Breastonomics 101 - Breastfeeding is Not “Free”
Executive summary: Breastfeeding comes at a cost, whether that is physical, mental, emotional, or financial. We should stop calling it “free.”
When I was pregnant with my first, I went to a breastfeeding class held at our local hospital. The instructor asked everyone in the room what we’d heard about breastfeeding. A husband who was there with his wife repeated the oft heard phrase: “breastfeeding is free.” I muttered just loudly enough for my husband to hear: “Only if you don’t value the woman’s time.” As an economist by training (that sounds a lot fancier than I feel – maybe all I can say is “as someone who has an Econ degree”), I always think about opportunity cost, i.e., what are you giving up when you choose one option over another? For instance, when I got my MBA, tuition cost $65k/year. But not only that, I was also giving up a salary by quitting my job to go back to school. So the total cost of the MBA was $65k + my lost salary, for two years. (But of course the benefits were priceless, as a Mastercard commercial would say. Funny aside: when I was a kid, I thought priceless meant worthless, so those commercials always confused me). Where was I? Opportunity cost. You can’t ignore it if you want to know what a decision is really costing you.

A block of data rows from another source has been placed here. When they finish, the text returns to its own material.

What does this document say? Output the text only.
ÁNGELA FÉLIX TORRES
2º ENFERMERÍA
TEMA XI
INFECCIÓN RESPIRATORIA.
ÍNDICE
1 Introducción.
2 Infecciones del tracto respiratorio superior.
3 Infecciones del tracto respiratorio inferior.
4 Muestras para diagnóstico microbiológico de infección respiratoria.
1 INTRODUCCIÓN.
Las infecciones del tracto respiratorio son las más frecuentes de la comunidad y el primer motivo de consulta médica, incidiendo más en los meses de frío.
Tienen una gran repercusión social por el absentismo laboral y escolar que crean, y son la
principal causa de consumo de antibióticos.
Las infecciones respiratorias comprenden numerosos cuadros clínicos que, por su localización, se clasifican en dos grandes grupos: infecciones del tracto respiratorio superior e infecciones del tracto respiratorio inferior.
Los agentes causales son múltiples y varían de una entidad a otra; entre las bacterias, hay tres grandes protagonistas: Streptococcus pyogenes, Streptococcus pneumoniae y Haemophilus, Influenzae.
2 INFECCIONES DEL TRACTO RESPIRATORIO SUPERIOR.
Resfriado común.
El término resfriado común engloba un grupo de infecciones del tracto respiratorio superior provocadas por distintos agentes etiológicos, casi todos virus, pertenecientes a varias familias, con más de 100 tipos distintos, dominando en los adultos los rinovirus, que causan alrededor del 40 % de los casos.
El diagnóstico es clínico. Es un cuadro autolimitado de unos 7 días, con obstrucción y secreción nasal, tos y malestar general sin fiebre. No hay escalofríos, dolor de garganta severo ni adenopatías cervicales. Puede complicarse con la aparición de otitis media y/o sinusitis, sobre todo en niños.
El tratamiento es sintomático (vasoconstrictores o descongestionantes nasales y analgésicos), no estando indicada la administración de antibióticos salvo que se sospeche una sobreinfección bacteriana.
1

So back to breastfeeding. I think the point of saying it’s free is to compare it to the fact that you have to buy formula. Now that we don’t have wet nurses anymore, we generally don’t buy breastmilk – it flows out of the mother “for free.” But that’s the problem: the mother providing this breastmilk has to take time to pump or feed it to the baby, and time is money! I knew someone at work who shifted to a part-time schedule after mat leave in order to keep breastfeeding (at the suggestion of her lactation consultant). I don’t know what her salary was, but I’d bet she was giving up probably at least $30k to do this. That’s $2,500/month or ~$80/day. For comparison, even pre-mixed ready-to-drink formula costs ~$10/day (assuming the baby drinks 32oz every 24 hours, which is the max my babies ever had). Powder formula is even less. So in this case, formula feeding is waaay less pricey than breastfeeding. And neither is free.
Now not everyone has a salary so high that they’d be giving up tens of thousands per year to breastfeed. Or maybe some breastfeeding women don’t work for pay. There is still something they’re giving up to make time for breastfeeding, even if it’s not strictly measured in dollars. When I was breastfeeding my babies, I felt chained to the house. For the first month after they were born, I literally did not step foot outside except for pediatrician appointments. I was on mat leave, so I wasn’t giving up pay to do this, but it was a grueling, around-the-clock stressor. I paid a physical and emotional price. And what about people who go back to work but need pumping breaks? Sure, they’re working full-time and receiving their full salaries, but how do you think they make time to pump? By multitasking, working late to catch up, etc. That is a price too.
I’m not speaking against breastfeeding (I wouldn’t have done it twice if I were), but we need to stop circulating the phrase “breastfeeding is free.” That is only true if women are machines who don’t feel and don’t work. On that note though – if you’re interested in the topic and want to hear what the studies really say, I suggest a book called Lactivism by Courtney Jung. My very brief summary is that many studies are poorly set up/ conducted, and the benefits of breastfeeding have been greatly overstated or simplified in the quest to promote the practice. I won’t get into it here, but in our personal experience, my husband and I both felt like there is certain “zealotry” present in the modern campaign to breastfeed. People often think it’s like walking – can’t everyone do it if they just learn how to? But no, we forget that some people literally can’t, for physical/health/medical reasons. (Or their workplace makes it functionally impossible, despite whatever our laws may say on paper). We forget that it’s not just a choice, and there is too much shame and guilt around it (especially during a period when the birthing mother is susceptible to postpartum depression, which has led to tragedy in some cases). That’s another topic for another day. In the meantime, think about the opportunity cost every time you hear that something is “free.” Economics 101 FTW!